Former NCSC CEO Says the Winged Ninja Cyber Monkeys Story Is Completely Mistaken
‘We Absolutely Need to Demystify Cybersecurity. We Have to Treat It as an Ordinary Business Risk ‘, He Said.
In an AusCERT cybersecurity conference on Thursday, Ciaran Martin, formerly the founding CEO of the UK’s National Cyber Security Centre (NCSC) talked about the Colonial Pipelines ransomware attack that stopped all operations on its systems.
As a result of the ransomware attack, Colonial Pipeline, the largest fuel pipeline operator in the U.S had to pay almost $5 million ransom and still wasn’t enough to halt the disruption.
We have official government advice in force today asking people not to panic-buy gasoline, or petrol as we call it over here, and put it in plastic bags.
If you wanted an illustration of the impact of cyber harms, it will be hard to think of a better one.
“In a sense, this feeds all those warnings over years, over decades, about really difficult cyber impacts — cyberwar, cybergeddon, and all the rest of it.”
It feeds the story that NCSC technical director Dr. Ian Levy has called the winged ninja cyber monkeys.
The former NCSC CEO said there was nothing they could do to stop those behind the attacks as they are “just sitting there in bedrooms in suburban England, suburban Australia. Teenagers, unstoppable, hacking everything.”
What appears to be powering this story is the current panic on the East Coast of the United States. But according to Martin, it is a huge mistake. In his opinion, what’s happening is a bit more ordinary.
We have a bunch of criminals, they’re in over their heads, operating out of Russia. They’ve even issued a partial apology for what they’ve done, because what they were trying to do, yet again, is exploit basic weaknesses incorporate security all over the world to make money. And they’ve gone too far.
What’s worse is that the ransomware gang who hacked its IT systems wasn’t even aware they were attacking a pipeline organization, nor realized it would lead to the shutdown of the pipeline.
As stated by Martin, it was nothing more than an “accidental spiraling out of control”, where a succession of organizational flaws in the way we do cybersecurity and the way enterprises are motivated caused “a public impact which is very, very serious”.
Cyber threats, cyber risks, they’re not catastrophes. Cyber harms are the aggregation of small harms.
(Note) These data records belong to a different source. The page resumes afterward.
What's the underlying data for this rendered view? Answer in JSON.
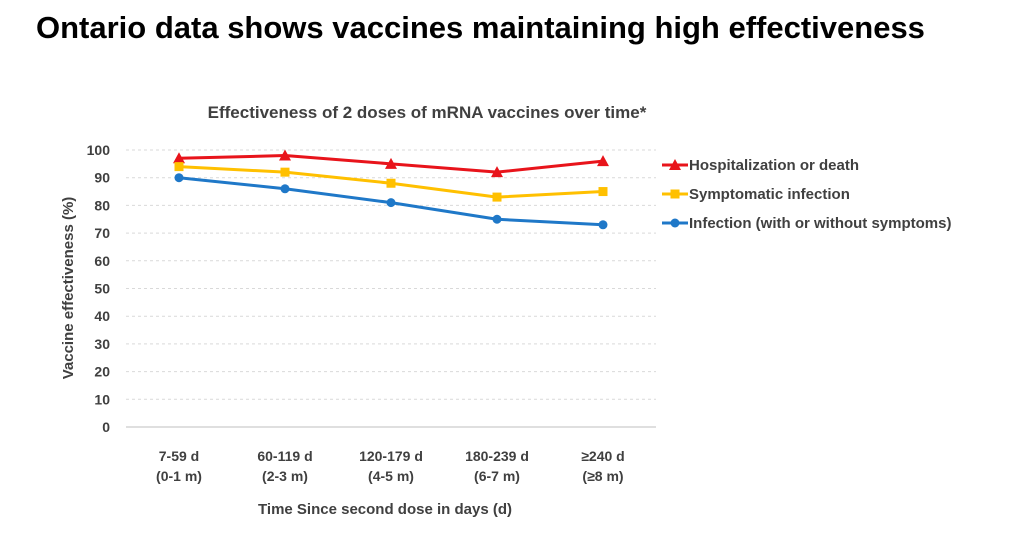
{
  "slide": {
    "title": "Ontario data shows vaccines maintaining high effectiveness"
  },
  "chart_data": {
    "type": "line",
    "title": "Effectiveness of 2 doses of mRNA vaccines over time*",
    "xlabel": "Time Since second dose in days (d)",
    "ylabel": "Vaccine effectiveness (%)",
    "ylim": [
      0,
      100
    ],
    "yticks": [
      0,
      10,
      20,
      30,
      40,
      50,
      60,
      70,
      80,
      90,
      100
    ],
    "grid": true,
    "legend_position": "right",
    "categories": [
      [
        "7-59 d",
        "(0-1 m)"
      ],
      [
        "60-119 d",
        "(2-3 m)"
      ],
      [
        "120-179 d",
        "(4-5 m)"
      ],
      [
        "180-239 d",
        "(6-7 m)"
      ],
      [
        "≥240 d",
        "(≥8 m)"
      ]
    ],
    "series": [
      {
        "name": "Hospitalization or death",
        "values": [
          97,
          98,
          95,
          92,
          96
        ],
        "color": "#e8141b",
        "marker": "triangle"
      },
      {
        "name": "Symptomatic infection",
        "values": [
          94,
          92,
          88,
          83,
          85
        ],
        "color": "#ffc000",
        "marker": "square"
      },
      {
        "name": "Infection (with or without symptoms)",
        "values": [
          90,
          86,
          81,
          75,
          73
        ],
        "color": "#1f78c8",
        "marker": "circle"
      }
    ]
  }
}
Hype, fear, uncertainty, doubt, that is our enemy.
Based on his experience during the time spent working for UK’s National Cyber Security Centre, Ciaran Martin created a basic cybersecurity threats categorization that resulted in three uncomplicated categories:
- Getting robbed for money
- Getting robbed for intellectual property, or other sensitive information
- Getting weakened by espionage, political interference, or pre-positioning for a later attack including cyberattacks that crashed data, and ransomware attacks.
There have been all sorts of cyberattacks. There have been many, many of them, and the one thing that we can still say, thankfully, is that the official death toll caused by cyber harms is zero.
He also mentioned a very disputed election breach that occurred during the lead-up to the UK’s general election in 2019, an example of “very, very basic cybersecurity lapses, causing huge damage.
In this case, a person working for former trade minister Liam Fox had utilized a personal Gmail account to avoid remote work limitations.
Russia immediately hacked Fox’s email leading to an almost 500-page report of emails such as private papers related to US-UK trade talks ending up in the hands of Jeremy Corbyn.
He concluded by saying that cybersecurity needs to be demystified and treated just like an ordinary business risk.